Gläubigerin scheitert mit Betreibung wegen falsch bezeichnetem Schuldner

Eine Frau wollte eine Firma betreiben, bezeichnete den Schuldner aber ungenau. Die Richter erklärten ihr Verfahren für unzulässig.

Publikationsdatum: 13. Juli 2026

Eine Frau aus dem Wallis wollte im Januar 2026 beim Betreibungsamt der Bezirke Martigny und St-Maurice eine Betreibung über 65'000 Franken einleiten. Als Schuldnerin gab sie eine Firma mit einem unvollständigen Namen und einer Adresse an. Das Betreibungsamt lehnte das Gesuch ab, weil die angegebene Firma im Handelsregister nicht existiert – unter dem genannten Namen sind mehrere verschiedene Unternehmen eingetragen, sodass nicht klar war, welches gemeint war.

Die Frau erhob daraufhin Klage beim zuständigen Bezirksgericht. Der Richter forderte sie auf, mitzuteilen, ob sie die Klage aufrechterhalten oder zurückziehen und eine neue Betreibung gegen die korrekte Firma einleiten wolle. Da sie keine ausreichende Begründung lieferte, wurde ihre Klage abgewiesen. Auch die nächsthöhere kantonale Instanz, das Walliser Kantonsgericht, trat auf ihr Rechtsmittel nicht ein – sie hatte erneut keine nachvollziehbare Begründung eingereicht, die sich mit den Argumenten der Vorinstanz auseinandersetzte.

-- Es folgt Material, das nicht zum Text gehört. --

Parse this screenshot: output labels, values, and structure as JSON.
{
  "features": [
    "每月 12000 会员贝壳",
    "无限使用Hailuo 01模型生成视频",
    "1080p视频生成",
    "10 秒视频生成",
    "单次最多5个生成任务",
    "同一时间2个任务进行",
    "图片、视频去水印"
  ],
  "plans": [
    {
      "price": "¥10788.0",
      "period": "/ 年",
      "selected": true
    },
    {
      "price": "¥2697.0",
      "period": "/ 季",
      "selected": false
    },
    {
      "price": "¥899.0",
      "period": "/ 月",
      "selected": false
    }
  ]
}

Die Frau wandte sich schliesslich ans Bundesgericht. Auch dort blieb sie erfolglos. In ihrer Eingabe beklagte sie sich unter anderem darüber, dass sie nicht darüber informiert worden sei, dass die Firma nicht im Handelsregister eingetragen sei, und dass ihr alle Rechte genommen worden seien. Diese Ausführungen gingen jedoch an der eigentlichen Frage vorbei: Das Gericht hätte von ihr eine Begründung erwartet, weshalb das Kantonsgericht zu Unrecht auf ihr Rechtsmittel nicht eingetreten war. Eine solche Begründung fehlte.

Das Bundesgericht trat auf die Eingabe nicht ein und auferlegte der Frau Gerichtskosten von 500 Franken. Der Fall zeigt, dass bei einer Betreibung die genaue Bezeichnung des Schuldners entscheidend ist – und dass Rechtsmittel stets eine klare, auf die Argumente der Vorinstanz eingehende Begründung erfordern.